– Ага, а это водонепроницаемая прокладка. Понимаешь, что это значит?
– Понимаю. Так что это значит? Что мы под водой?
– Да. Возможно. – Джефф прикладывает ухо к стене. – Слушай, можно различить, как там булькает.
– Уверен, что это не кровь у тебя в ухе?
– Не знаю. Проверь сам, что ты думаешь.
Матт поднимается, тяжело вздыхает, осматривается. Комната длинная, прямоугольная. Внутри две односпальные кровати, стол и лампа, хотя освещение вроде бы исходит от белого потолка, футах в восьми над ними.
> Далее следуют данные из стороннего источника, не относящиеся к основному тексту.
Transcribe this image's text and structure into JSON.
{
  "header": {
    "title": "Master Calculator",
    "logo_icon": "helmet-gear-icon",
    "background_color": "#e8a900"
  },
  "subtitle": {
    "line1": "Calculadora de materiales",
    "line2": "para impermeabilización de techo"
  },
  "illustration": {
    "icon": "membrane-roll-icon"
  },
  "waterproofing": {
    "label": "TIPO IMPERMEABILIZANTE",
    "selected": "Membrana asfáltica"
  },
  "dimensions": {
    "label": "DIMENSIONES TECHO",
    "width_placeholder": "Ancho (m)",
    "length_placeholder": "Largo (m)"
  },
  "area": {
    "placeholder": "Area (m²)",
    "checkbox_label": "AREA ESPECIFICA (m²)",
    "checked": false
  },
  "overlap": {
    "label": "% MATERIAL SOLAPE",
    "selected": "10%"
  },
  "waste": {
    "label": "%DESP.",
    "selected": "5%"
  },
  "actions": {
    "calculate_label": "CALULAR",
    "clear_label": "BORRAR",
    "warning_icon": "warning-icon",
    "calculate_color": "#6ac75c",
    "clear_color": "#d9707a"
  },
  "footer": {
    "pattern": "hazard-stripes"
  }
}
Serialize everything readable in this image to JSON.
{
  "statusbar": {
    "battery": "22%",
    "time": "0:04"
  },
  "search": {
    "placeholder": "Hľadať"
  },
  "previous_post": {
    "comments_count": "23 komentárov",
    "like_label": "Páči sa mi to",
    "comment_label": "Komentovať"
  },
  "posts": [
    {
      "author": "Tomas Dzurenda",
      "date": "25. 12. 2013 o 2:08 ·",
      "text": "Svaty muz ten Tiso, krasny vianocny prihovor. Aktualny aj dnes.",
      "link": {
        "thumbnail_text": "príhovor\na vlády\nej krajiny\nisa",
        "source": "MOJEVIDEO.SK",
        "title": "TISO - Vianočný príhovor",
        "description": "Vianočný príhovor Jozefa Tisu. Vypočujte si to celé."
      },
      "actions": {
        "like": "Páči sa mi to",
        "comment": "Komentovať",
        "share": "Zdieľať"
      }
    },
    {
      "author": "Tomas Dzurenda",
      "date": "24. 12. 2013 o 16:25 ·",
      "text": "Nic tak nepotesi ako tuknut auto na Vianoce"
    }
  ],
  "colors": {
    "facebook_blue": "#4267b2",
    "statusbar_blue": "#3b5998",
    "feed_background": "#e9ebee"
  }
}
В углу есть небольшая треугольная ванна, такая, какие бывают обычно в дешевых гостиницах. Унитаз, раковина и душ – все там, вода холодная и горячая. Унитаз с вакуумным смывом. На потолке два маленьких вентилятора, оба закрыты тяжелой сеткой. Матт выходит из ванной, проходит по всему периметру комнаты, измеряя ее шагами. Считая при этом, он тихонько шевелит губами.
– Двадцать футов, – подытоживает он. – И футов восемь в высоту, да? И столько же в ширину. – Он смотрит на Джеффа. – Как контейнер. Ну, знаешь, контейнерное судно. Двадцать футов в длину, восемь в ширину и восемь с половиной в высоту. – Он прикладывает ухо к стене напротив Джеффа. – Ну да. Слышу какой-то шум с той стороны.
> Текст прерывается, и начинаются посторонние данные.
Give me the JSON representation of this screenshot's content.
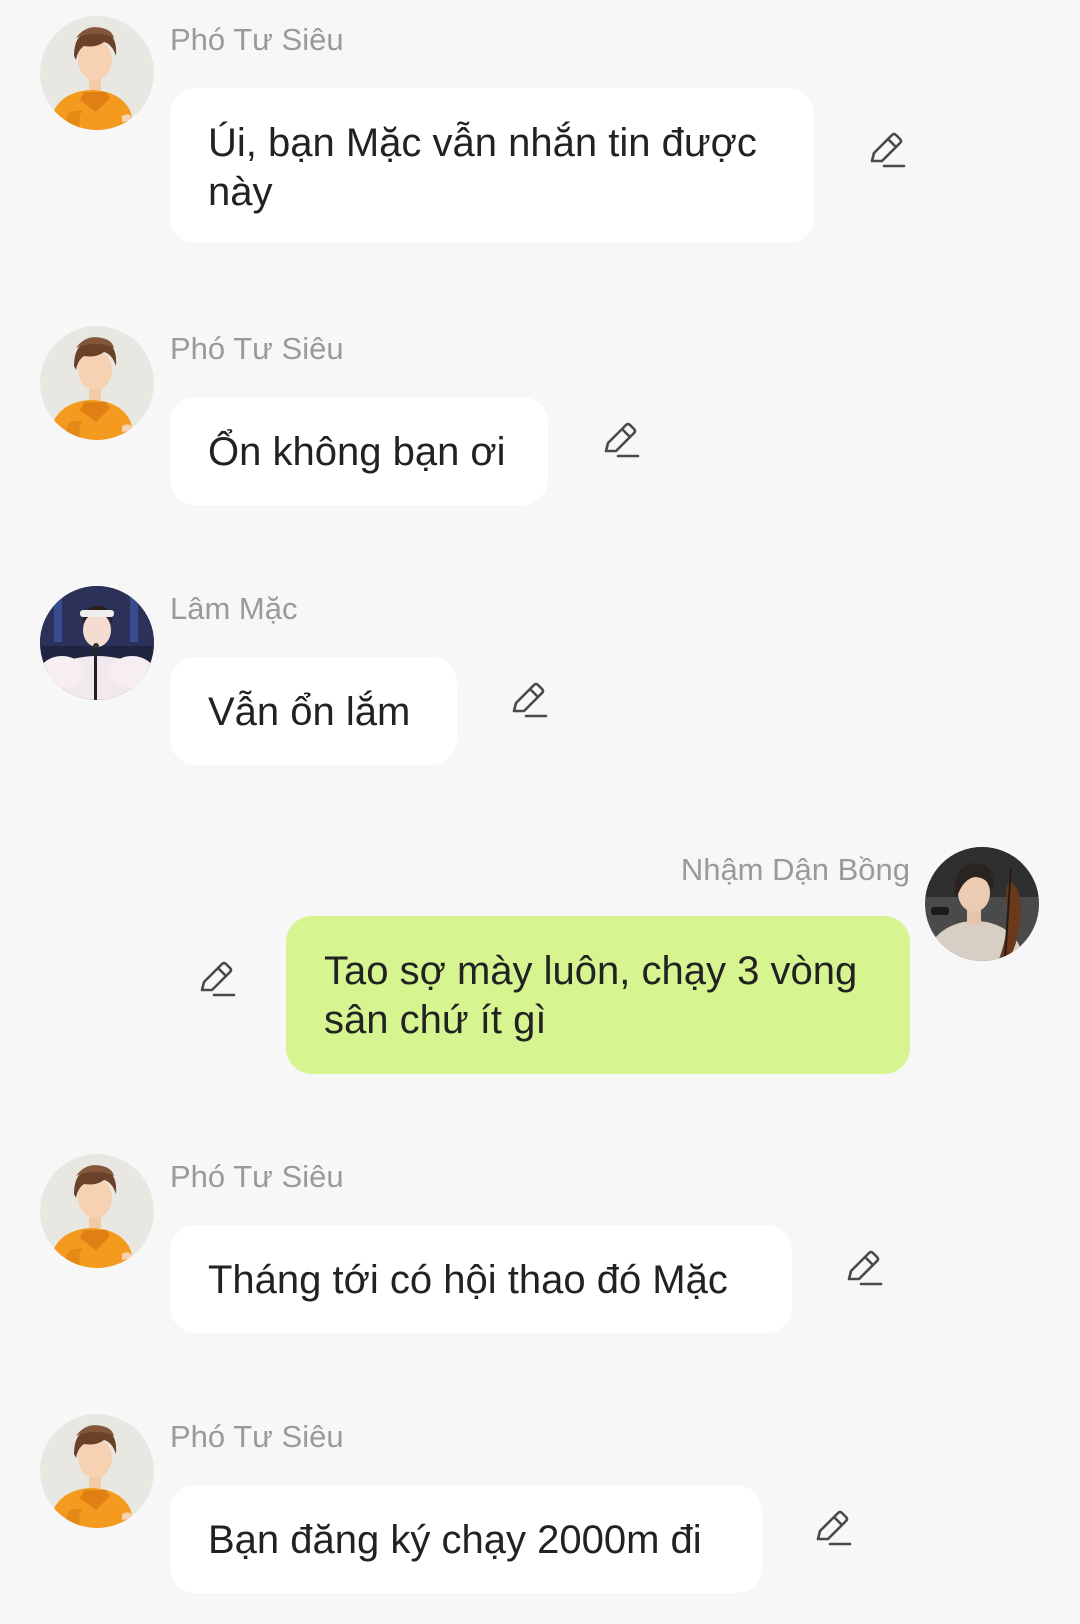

– Я же говорил. Водяной такой, да? Словно туалетный смыв шумит или кто-то душ принимает.
– Или речка бежит.
– Что?
– Прислушайся. Как река? Да?
– Не знаю. Не знаю, как шумит река. Не знаю, как шумит, когда ты сам в ней.
Мужчины переглядываются.
– Значит, мы…
– Не знаю.
– И что это, черт возьми, значит?
– Не знаю.
В) Тот же гражданин
Корпорация, сущ. Хитрое устройство для получения индивидуальной прибыли без несения индивидуальной ответственности.
Деньги, сущ. Благо, не приносящее никакой пользы, за исключением случаев, когда мы от них избавляемся.
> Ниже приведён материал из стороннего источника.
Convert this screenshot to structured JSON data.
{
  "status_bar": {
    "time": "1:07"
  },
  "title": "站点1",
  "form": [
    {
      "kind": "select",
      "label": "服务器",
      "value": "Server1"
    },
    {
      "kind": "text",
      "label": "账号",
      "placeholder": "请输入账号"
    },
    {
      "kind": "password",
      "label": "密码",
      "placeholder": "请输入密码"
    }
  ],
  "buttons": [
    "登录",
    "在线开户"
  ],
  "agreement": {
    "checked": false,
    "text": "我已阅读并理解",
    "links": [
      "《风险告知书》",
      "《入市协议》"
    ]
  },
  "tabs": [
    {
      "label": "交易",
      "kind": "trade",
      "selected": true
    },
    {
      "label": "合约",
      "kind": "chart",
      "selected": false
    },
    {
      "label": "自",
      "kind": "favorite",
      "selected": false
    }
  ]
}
Амброз Бирс, «Словарь Сатаны»
Приватизация государственности. Последняя более не сосредоточена целиком у государства, а распределена между группой негосударственных институтов (независимые центральные банки, рынки, рейтинговые агентства, пенсионные фонды, наднациональные институты и т. п.), и государственные администрации в их числе пусть и играют немалую роль, но являются лишь одними среди множества.
Предположил Маурицио Лаццарато
Компания по страхованию жизни «Метрополитен», «МетЛайф», в 1890-х выкупила землю на юго-восточном углу площади, уже называвшейся Мэдисон-сквер, и построила там свой главный офис. На рубеже столетий был привлечен архитектор Наполеон Лебрен, которому поручили добавить к этому новому зданию башню, и он решил взять за основу ее дизайна вид кампанилы на площади Сан-Марко в Венеции. Башня была завершена в 1909 году и на тот момент являлась самым высоким строением на Земле, затмив собой Флэтайрон-билдинг на юго-западном углу Мэдисон-сквер. Потом небоскреб Вулворт-билдинг, постройка которого завершилась в 1913-м, забрал корону себе, и после этого здание МетЛайф Тауэр было известно в основном благодаря своим большим четырем часам, которые показывали время на четыре стороны. Сами циферблаты были настолько крупными, что минутные стрелки весили по полтонны.
В 1920-х компания «МетЛайф» выкупила церковь с северной стороны башни, снесла ее и стала строить себе Северное здание. Оно должно было стать небоскребом в сто этажей – выше, чем Эмпайр-стейт-билдинг, который проектировался в то же время, – но, когда «МетЛайф» поразила Великая депрессия, планы решили свернуть, ограничив Северное здание тридцатью этажами. И сейчас видно, что его основание явно предназначалось для чего-то большего: оно похоже на гигантский пьедестал, на который так и не поставили статую. А внутри Северного здания – тридцать два лифта, и все готовы поднять людей на те семьдесят недостающих этажей. Может, когда-нибудь люди преодолеют свою истерию по поводу наводнений и, присоединив сверху шпиль из графеновых композитов, добавят еще этажей триста или еще что-нибудь. Да, эту возможность упускают двести лет кряду, но что этот срок значит для нью-йоркской недвижимости? Может, в 2230 году какой-нибудь пройдоха выйдет уже с трехвековым предложением достроить этот сверхнебоскреб. Как бы то ни было, сейчас в окрестностях Мэдисон-сквер доминирует исполинская копия венецианской кампанилы. И благодаря этому прекрасному обстоятельству от бачино, что заполняет теперь площадь, веет некой итальянской атмосферой, отчего это место становится одной из лучших иллюстраций «новой Венеции».